Eugênio Mattioli Gonçalves[1]
Esta publicação reproduz a introdução do livro Prudência política: das origens aos golpes de Estado, publicado pela Editora da Universidade Federal de São Carlos (EdUFSCar) em 2023.
Em 1966, no famoso ensaio Educação Após Auschwitz, Theodor Adorno escreveu:
O centro de toda educação política deveria ser que Auschwitz não se repita. (…) [Para isso] seria preciso tratar criticamente um conceito tão respeitável como o de razão de Estado, para citar apenas um modelo: na medida em que colocamos o direito de Estado acima do de seus integrantes, o terror já passa a estar potencialmente presente (Adorno, 1995, p. 137).
Interessado no problema da razão de Estado, desenvolvi durante minha pesquisa de mestrado uma investigação sobre um de seus principais representantes: Gabriel Naudé. Frequentemente identificado como um dos maiores nomes da razão de Estado francesa do séc. XVII, o libertino é responsável por uma ‘teoria dos golpes de Estado’, que autoriza ao soberano mesmo as ações políticas mais extremas, sempre que este julgar necessário. Descumprir a lei, mentir e assassinar, diz o escritor, são escolhas legítimas por parte do príncipe quando este tiver como fim a proteção de seu Estado e de seu próprio poder. Assim, Naudé tece um longo elogio a episódios como a matança perpetrada por Carlos IX no Massacre de São Bartolomeu, justificando-a como uma ação “muito justa e muito notável” (Naudé, 1993, p. 110) para todo o país.
Em Prudência e razão de Estado na obra de Gabriel Naudé mostrei como a famosa teoria dos golpes de Estado proposta pelo escritor francês é formulada principalmente a partir das concepções de prudência de Justo Lípsio e Pierre Charron.

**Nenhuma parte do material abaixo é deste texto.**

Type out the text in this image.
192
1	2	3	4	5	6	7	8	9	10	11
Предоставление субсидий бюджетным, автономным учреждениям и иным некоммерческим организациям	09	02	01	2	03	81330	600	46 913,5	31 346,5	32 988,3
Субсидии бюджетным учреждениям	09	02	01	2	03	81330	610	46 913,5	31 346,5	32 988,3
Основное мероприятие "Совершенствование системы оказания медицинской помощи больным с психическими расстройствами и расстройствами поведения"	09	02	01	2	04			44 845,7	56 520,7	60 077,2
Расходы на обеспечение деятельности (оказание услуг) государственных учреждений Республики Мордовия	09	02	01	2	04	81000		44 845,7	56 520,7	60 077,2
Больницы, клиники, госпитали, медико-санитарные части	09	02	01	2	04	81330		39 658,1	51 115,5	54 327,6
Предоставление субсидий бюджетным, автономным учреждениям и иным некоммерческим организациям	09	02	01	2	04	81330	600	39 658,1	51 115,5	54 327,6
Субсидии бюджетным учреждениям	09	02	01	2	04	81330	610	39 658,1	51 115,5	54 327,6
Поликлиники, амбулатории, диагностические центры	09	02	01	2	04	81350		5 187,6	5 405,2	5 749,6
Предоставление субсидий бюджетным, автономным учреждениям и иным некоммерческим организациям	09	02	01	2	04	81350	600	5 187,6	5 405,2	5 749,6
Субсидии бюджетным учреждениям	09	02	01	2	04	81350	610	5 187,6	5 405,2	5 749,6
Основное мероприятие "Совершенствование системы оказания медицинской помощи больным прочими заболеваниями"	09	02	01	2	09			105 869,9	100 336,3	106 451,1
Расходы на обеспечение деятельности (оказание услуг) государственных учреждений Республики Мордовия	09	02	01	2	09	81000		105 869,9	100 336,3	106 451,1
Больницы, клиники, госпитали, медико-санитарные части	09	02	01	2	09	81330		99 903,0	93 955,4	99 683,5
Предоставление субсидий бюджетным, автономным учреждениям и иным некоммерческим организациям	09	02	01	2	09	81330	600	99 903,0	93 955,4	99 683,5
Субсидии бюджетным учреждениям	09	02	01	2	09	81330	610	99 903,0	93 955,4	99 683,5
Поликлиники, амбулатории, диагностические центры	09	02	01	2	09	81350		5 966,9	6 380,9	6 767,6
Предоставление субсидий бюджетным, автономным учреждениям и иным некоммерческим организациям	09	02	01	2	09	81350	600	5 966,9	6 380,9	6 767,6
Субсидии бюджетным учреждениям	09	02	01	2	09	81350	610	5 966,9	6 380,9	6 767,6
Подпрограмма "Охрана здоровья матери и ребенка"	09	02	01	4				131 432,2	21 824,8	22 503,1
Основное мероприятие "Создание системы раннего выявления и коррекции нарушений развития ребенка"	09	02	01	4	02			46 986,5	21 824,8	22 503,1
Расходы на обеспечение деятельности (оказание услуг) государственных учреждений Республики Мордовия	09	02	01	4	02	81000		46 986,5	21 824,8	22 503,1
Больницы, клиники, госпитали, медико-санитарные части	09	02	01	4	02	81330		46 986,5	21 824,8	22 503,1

Fruto de minha pesquisa de mestrado, essa dissertação traz um cruzamento textual entre o Politicorum libri sex lipsiano e o tratado De la Sagesse, apontando como este último se apropria amplamente do conceito de prudência exposto no primeiro. Da leitura charroniana da prudence, feita a partir dos escritos de Lípsio, surge uma ideia distorcida, instrumentalizada, que abre ao príncipe o caminho para o recurso cotidiano a ações desonestas, quando estas forem úteis na preservação de seus interesses e do próprio poder. E essa prudência política de Charron, por sua vez, é o ponto de partida para a interpretação que Gabriel Naudé oferece ao conceito, alicerce de sua teoria dos golpes de Estado.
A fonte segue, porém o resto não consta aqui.